Alex Smithies was one of the guardians of the club’s conscience. He had been a fixture at Liverpool since being employed by Bob Paisley in 1979, and understood the accumulated weight of wisdom, acquired over 50 years in the game. He was based in Newcastle and specialised in assessing impending opposition, but his status, as Dalglish’s most trusted scout, involved making a final check on principal transfer targets. He operated on the front line, where statisticians were regarded as armchair generals: ‘I was at a meeting with Kenny the other day, when one of the whizz kids tried to get clever. Kenny told him: “At this club we rely only on our eyes and our ears.”’

Those twelve words defined the battleground. Dalglish had been brought up to believe in the subjective judgement of a football man’s eye and the timeless quality of peer recognition. Comolli, by instinct and inclination, believed in the objectivity of raw data, and the complementary expertise of a new generation of technically adept, university educated analysts like Liverpool’s Michael Edwards, who blended mathematical algorithms with flesh, blood and bruises. He was too politically conscious to fail to detect the obvious challenge of my artful description of Dalglish as ‘a traditional British manager’.

To be honest, it didn’t take much to break the code. ‘I don’t like the definition,’ he said, leaning forward, utilising equally obvious body language to emphasise the point. ‘Kenny is extremely progressive and very, very open minded to everything which is new. When he left management I’m not sure he’d ever had a fitness coach. Now he is back we have five. He has bought into it. He trusts people. The scouting is the same. He said, “Before I didn’t need scouts. I didn’t need anybody abroad. Now it is global.” The real Kenny is not traditional. He is progressive.’

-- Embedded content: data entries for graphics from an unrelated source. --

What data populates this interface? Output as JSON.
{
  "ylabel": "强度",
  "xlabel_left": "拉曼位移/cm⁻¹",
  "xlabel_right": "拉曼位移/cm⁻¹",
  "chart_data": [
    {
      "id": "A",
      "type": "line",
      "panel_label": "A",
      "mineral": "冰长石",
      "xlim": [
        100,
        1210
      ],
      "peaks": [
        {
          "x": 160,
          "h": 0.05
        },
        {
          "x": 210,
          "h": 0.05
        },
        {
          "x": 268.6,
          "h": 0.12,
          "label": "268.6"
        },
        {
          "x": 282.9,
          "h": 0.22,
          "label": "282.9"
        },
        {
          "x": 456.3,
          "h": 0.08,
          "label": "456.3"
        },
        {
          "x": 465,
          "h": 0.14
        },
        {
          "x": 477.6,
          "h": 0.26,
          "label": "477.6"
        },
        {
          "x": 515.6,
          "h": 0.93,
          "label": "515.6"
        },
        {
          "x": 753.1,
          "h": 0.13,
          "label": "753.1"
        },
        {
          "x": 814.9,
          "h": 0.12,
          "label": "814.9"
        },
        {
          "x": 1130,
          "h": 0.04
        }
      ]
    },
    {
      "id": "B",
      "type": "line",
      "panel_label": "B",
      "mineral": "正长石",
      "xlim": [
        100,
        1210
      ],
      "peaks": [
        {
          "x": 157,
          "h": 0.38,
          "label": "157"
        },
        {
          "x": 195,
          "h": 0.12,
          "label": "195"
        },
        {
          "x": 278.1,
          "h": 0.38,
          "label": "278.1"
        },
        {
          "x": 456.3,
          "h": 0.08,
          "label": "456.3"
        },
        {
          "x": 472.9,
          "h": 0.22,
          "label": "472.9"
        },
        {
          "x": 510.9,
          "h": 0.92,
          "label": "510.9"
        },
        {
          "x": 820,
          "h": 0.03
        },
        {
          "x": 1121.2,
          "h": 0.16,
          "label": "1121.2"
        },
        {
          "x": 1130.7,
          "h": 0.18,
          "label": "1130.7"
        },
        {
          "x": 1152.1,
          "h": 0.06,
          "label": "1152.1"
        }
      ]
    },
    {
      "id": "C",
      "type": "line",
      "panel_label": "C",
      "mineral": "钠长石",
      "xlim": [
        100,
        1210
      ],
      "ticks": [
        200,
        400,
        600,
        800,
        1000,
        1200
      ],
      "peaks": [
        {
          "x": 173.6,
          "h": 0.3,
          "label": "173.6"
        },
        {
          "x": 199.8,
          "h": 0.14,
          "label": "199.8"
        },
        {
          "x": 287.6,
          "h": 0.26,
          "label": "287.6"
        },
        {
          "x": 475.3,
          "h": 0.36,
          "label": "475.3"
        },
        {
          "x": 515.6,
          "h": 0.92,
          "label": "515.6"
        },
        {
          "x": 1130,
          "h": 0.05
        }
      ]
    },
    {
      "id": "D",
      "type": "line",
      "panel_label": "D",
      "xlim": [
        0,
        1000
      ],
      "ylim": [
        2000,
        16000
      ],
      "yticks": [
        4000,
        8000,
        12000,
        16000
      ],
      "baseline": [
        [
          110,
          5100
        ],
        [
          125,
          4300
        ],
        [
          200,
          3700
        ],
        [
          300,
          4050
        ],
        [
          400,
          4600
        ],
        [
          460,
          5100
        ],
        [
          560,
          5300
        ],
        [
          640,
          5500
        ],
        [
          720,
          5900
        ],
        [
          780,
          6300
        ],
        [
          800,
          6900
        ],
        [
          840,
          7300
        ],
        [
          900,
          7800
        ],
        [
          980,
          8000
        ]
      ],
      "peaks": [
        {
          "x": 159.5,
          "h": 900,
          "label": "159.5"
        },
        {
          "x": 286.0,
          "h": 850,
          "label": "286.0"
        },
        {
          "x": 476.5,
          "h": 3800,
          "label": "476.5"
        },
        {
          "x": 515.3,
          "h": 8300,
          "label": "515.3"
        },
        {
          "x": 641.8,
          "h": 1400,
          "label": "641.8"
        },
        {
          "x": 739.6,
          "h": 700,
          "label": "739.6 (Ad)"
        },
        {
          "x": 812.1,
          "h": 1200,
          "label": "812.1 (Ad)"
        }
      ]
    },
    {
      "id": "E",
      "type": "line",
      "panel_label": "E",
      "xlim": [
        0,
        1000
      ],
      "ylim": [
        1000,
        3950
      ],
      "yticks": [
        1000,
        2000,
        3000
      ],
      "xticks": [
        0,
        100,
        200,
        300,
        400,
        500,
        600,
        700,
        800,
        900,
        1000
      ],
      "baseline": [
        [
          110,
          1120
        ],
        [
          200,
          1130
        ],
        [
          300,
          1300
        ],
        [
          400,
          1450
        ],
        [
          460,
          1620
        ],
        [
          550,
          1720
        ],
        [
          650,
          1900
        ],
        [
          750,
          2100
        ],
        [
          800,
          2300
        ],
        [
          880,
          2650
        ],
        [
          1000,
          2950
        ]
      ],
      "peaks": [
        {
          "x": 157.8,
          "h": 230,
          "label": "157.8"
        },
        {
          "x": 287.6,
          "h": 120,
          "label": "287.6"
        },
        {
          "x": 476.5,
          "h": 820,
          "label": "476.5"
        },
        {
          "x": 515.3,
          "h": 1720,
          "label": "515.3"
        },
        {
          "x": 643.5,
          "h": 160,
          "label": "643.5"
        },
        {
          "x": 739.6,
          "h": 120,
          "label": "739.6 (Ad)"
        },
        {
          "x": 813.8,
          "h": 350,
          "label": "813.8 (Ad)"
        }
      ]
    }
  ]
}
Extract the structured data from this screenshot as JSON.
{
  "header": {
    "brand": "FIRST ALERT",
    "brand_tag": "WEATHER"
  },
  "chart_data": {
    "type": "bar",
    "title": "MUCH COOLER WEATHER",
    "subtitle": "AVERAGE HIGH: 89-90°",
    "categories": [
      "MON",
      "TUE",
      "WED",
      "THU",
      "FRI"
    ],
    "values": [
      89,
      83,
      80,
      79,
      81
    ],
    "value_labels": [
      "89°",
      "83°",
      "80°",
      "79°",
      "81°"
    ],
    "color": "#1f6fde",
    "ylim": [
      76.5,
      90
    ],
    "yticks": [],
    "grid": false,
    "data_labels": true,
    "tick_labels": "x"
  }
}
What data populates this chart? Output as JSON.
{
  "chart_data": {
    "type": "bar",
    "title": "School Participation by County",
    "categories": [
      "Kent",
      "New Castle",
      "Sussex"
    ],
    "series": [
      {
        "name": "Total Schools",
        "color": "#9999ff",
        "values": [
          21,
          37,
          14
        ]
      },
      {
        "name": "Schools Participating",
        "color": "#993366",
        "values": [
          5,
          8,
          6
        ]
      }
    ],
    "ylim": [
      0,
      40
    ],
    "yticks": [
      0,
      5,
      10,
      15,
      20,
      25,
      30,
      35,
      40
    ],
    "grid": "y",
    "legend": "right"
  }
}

Anfield was a place of whispers and moans; an overt challenge to Dalglish’s fundamental faith in British players, who carried a forbidding financial premium in an overheated transfer market, was out of the question because of his legendary status. Yet the numbers didn’t appear to add up. The £85 million paid for Andy Carroll, Jordan Henderson, Charlie Adam and Stewart Downing compounded problems created by the profligacy of the Rafa Benitez era. The deals didn’t conform to the rigour of the
Moneyball
model, although Comolli argued, with some justification, that they had to be judged over a three or four year period. Liverpool’s immediate future depended on an uneasy compromise, and an unusual outbreak of patience and perspective.

Though the endgame had still to be played out, Comolli had a missionary’s ebullience: ‘For the people who are open minded enough, the revolution has already happened. It can only keep growing and growing. We are at the point where we are advanced enough, in terms of what we can look at in the data, to make real progress. At the moment there are eight clubs in the Premier League who are either using statisticians or appointing them. Whether that will increase is very difficult to predict. You have dynamics within clubs, politics. You might have a statistician. But at what level does he operate? What interaction has he with the people who make those decisions? I know some of those details, but not all.

‘When Michael Edwards was in America, he was not alone. Fulham were there. Everton were there. West Brom were there. That’s why I speak with Michael every day. The first time I went to see Billy Beane in Oakland I had my biggest lesson. I realised then how much you can, and should, know your players. You look at fitness data, tactical and technical data. For first team recruitment you have two aspects: availability and money. If we know there is a top player somewhere, but not in a position we need, or not of the style we are looking for at this moment in time, we still monitor him on a regular basis. But the reality is we concentrate only on the ones who are going to come in and make an impact in the first team.